District cuts costs but students have longer rides
The Garrison School buses generated fumes this week — and not just from their tailpipes.
Eight parents attended the school board meeting on Wednesday (Sept. 6) to vent about the bus service, which has been curtailed for 2023-24 as part of efforts to avoid asking residents to override a state-mandated limit on tax increases.
“What an outrage,” said Katie Cucchiarella, who lives on South Mountain Pass, in southern Philipstown, and told The Current that her first grader’s ride to school changed from 15 minutes to an hour. She is driving him to school but said he misses traveling with his friends. “It’s unfortunate,” she said.
During the spring budget process, Garrison cut its bus service from four 66-passenger vehicles to three large buses and a 20-passenger van. Joseph Jimick, the business administrator, said the move saved $120,000.

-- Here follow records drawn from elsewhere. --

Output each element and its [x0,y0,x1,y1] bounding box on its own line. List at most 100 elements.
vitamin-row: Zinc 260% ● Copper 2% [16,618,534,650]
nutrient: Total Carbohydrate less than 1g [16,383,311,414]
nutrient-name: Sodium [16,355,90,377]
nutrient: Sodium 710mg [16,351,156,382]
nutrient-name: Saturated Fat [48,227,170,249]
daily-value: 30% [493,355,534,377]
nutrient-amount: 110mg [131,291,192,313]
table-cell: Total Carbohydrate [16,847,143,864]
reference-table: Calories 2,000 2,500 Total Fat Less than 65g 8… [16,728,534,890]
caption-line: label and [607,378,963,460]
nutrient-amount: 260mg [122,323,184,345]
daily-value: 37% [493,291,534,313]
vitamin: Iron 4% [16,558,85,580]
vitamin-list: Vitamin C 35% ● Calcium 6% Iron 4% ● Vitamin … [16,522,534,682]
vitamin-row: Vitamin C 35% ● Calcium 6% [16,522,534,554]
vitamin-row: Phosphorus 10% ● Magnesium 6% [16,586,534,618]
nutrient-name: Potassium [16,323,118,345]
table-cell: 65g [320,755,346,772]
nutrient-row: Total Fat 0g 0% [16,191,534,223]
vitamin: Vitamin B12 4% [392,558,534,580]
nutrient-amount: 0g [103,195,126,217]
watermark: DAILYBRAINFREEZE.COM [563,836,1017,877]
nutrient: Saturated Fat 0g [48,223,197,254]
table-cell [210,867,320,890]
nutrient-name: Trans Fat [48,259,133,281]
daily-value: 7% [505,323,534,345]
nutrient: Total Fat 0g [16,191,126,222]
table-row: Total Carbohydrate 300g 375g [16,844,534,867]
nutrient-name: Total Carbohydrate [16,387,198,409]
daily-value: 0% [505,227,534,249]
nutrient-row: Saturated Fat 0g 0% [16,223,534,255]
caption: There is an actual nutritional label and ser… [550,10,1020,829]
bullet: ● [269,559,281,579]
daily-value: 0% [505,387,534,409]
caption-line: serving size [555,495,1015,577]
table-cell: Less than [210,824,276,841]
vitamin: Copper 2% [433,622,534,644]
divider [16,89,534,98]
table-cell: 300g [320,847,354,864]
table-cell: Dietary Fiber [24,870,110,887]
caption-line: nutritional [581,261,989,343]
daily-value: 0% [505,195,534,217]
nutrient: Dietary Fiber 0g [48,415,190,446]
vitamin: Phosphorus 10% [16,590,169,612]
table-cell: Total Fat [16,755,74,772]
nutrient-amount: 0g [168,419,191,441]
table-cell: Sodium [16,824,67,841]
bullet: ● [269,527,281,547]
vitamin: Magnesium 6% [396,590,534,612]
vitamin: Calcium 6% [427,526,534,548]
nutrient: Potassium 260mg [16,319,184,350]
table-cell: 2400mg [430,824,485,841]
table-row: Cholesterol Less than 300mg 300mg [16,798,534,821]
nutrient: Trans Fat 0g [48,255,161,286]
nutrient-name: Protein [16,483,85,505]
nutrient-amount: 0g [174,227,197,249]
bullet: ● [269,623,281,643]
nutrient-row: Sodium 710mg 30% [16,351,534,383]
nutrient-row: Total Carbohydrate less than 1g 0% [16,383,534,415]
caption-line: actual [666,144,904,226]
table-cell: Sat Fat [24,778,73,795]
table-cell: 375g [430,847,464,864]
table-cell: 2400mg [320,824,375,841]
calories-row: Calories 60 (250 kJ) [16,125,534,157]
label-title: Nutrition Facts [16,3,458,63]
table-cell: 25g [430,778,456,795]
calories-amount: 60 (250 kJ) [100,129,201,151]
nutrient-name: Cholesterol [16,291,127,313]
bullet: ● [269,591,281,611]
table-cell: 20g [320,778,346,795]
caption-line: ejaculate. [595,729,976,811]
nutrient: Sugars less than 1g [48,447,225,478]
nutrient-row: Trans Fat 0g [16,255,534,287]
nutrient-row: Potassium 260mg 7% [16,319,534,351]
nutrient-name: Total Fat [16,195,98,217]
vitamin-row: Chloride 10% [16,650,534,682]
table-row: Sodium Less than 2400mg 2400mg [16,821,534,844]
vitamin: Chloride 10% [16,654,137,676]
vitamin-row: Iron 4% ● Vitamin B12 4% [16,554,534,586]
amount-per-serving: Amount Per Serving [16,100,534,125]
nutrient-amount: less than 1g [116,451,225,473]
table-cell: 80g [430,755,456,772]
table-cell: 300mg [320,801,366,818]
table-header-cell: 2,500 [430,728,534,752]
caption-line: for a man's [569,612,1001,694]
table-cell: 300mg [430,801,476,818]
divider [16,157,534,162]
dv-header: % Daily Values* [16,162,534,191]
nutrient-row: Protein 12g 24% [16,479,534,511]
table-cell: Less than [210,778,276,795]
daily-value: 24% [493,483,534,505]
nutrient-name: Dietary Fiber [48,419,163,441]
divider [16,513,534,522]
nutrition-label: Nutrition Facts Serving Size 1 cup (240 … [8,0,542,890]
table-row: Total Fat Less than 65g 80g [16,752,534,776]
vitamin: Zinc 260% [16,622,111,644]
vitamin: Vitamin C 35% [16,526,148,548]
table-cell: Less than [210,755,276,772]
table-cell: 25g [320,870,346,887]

“The choice was a bus or a teacher,” he said.
While the buses can accommodate up to 300 students, Superintendent Carl Albano said ridership is usually 30 to 40 percent below capacity. The district also offers transportation for its high school students from the Garrison School to Haldane, O’Neill and Putnam Valley.
At the Wednesday meeting, Jimick said that “the routes are longer for everyone.” To make the system as fair as possible, the district is attempting to ensure that if a student has a long ride in the morning, the child will have a shorter ride in the afternoon.
Jimick also said that the buses no longer go through as many neighborhoods, stopping at or near driveways. Instead, the district created “community stops” that are not always within easy walking distance of home.
He said these issues were discussed in the spring when the district was seeking ways to cut costs and avoid a second consecutive request to taxpayers to override the cap. The board adopted a $12.56 million budget that included a 3.3 percent increase, matching its state cap for 2023-24. The year before, residents OK’d an override (which requires 60 percent approval) of 6.6 percent (the cap was 2.2 percent) but only after rejecting a request for a 9.18 percent hike.
Speaking at the meeting, Ned Rauch, who has two children at the school, said that the bus changes are the result of the board’s failure to ask for an override. “We got what we asked for, which was a lousy bus system,” he said.
Rauch, who lives within 2 miles of the school, said that his children have a 10-minute ride in the morning and a 45-minute ride home in the afternoon. As a result, he picks them up after school. “It’s too long for little kids who are already exhausted at the end of the day,” he said.
Other parents expressed frustration with their community stops. Ryan Quinn, who has one child at Garrison and two at Haldane High School, said that the bus used to stop at her driveway in Continental Village but is now a 10-minute walk to a spot she says is dangerous. “Winston Lane has become a speedway,” she said, although she noted the time her children spend on the bus hasn’t changed much.
Jimick added that bus-route challenges are not unusual during the first weeks of school. “There’s some tweaking that will have to take place,” he said.